Aos 95 anos, Ruth Rocha consolida sua permanência no panteão da escrita nacional. O relançamento da série As Aventuras de Alvinho, agora revisitada pelos desenhos do cartunista Caco Galhardo, propõe uma reflexão profunda sobre como a curiosidade e o medo balizam as primeiras interações sociais de um indivíduo.

A coleção ensina sobre medo, convivência familiar, esperteza e consequência de decisões de forma leve e divertida.

O resgate do lúdico no centro histórico

A obra mantém o foco nas engrenagens das relações íntimas. O protagonista Alvinho continua personificando a obstinação infantil autêntica, elaborando manobras astutas para convencer a família a ceder aos seus anseios e à sua paixão por animais.

A arte questiona o óbvio. A leitura transforma realidades.

O apuro estético de Galhardo, ancorado em uma carreira de mais de quarenta anos, injeta dinamismo na narrativa sem ofuscar a sutileza do texto original. O lançamento dessa dobradinha artística ocorre na FLIP 2026, tendo como palco a Central Flipinha, o núcleo do evento dedicado a fomentar o senso crítico na primeira infância.

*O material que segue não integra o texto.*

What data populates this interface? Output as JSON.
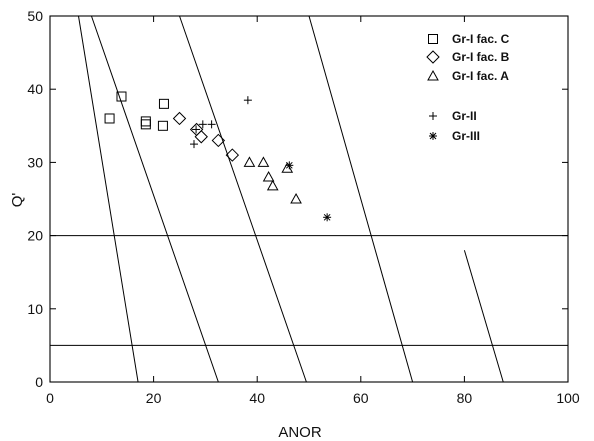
{
  "chart_data": {
    "type": "scatter",
    "title": "",
    "xlabel": "ANOR",
    "ylabel": "Q'",
    "xlim": [
      0,
      100
    ],
    "ylim": [
      0,
      50
    ],
    "xticks": [
      "0",
      "20",
      "40",
      "60",
      "80",
      "100"
    ],
    "yticks": [
      "0",
      "10",
      "20",
      "30",
      "40",
      "50"
    ],
    "grid": false,
    "legend_position": "top-right",
    "field_boundaries": [
      {
        "from": [
          5.5,
          50
        ],
        "to": [
          17,
          0
        ]
      },
      {
        "from": [
          8,
          50
        ],
        "to": [
          32.5,
          0
        ]
      },
      {
        "from": [
          25,
          50
        ],
        "to": [
          49.5,
          0
        ]
      },
      {
        "from": [
          50,
          50
        ],
        "to": [
          70,
          0
        ]
      },
      {
        "from": [
          80,
          18
        ],
        "to": [
          87.5,
          0
        ]
      },
      {
        "from": [
          0,
          20
        ],
        "to": [
          100,
          20
        ]
      },
      {
        "from": [
          0,
          5
        ],
        "to": [
          100,
          5
        ]
      }
    ],
    "series": [
      {
        "name": "Gr-I fac. C",
        "marker": "square",
        "points": [
          [
            11.5,
            36
          ],
          [
            13.8,
            39
          ],
          [
            18.5,
            35.2
          ],
          [
            18.5,
            35.6
          ],
          [
            21.8,
            35
          ],
          [
            22,
            38
          ]
        ]
      },
      {
        "name": "Gr-I fac. B",
        "marker": "diamond",
        "points": [
          [
            25,
            36
          ],
          [
            28.3,
            34.5
          ],
          [
            29.2,
            33.5
          ],
          [
            32.5,
            33
          ],
          [
            35.2,
            31
          ]
        ]
      },
      {
        "name": "Gr-I fac. A",
        "marker": "triangle",
        "points": [
          [
            38.5,
            30
          ],
          [
            41.2,
            30
          ],
          [
            42.2,
            28
          ],
          [
            43,
            26.8
          ],
          [
            45.8,
            29.2
          ],
          [
            47.5,
            25
          ]
        ]
      },
      {
        "name": "Gr-II",
        "marker": "plus",
        "points": [
          [
            27.8,
            32.5
          ],
          [
            28.2,
            34.5
          ],
          [
            29.5,
            35.2
          ],
          [
            31.2,
            35.2
          ],
          [
            38.2,
            38.5
          ]
        ]
      },
      {
        "name": "Gr-III",
        "marker": "asterisk",
        "points": [
          [
            46.2,
            29.6
          ],
          [
            53.5,
            22.5
          ]
        ]
      }
    ]
  }
}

O diálogo geracional e o peso do legado editorial

A programação subverte a contemplação passiva tradicional. No dia 24 de julho, o público é desafiado a assumir o papel de criador em uma oficina prática, onde a tarefa é desenhar a própria escritora homenageada e os habitantes do seu universo literário.

O papel aceita novas ideias. O desenho constrói pontes.

A ponte afetiva se completa com a presença de Mariana Rocha, filha da autora, e a sessão de autógrafos com o ilustrador. Sustentada pela editora Salamandra, que preserva a exclusividade sobre a obra de Rocha desde 2009, a coleção reafirma a capacidade da literatura de ultrapassar o entretenimento passageiro e se firmar como documento cultural vivo.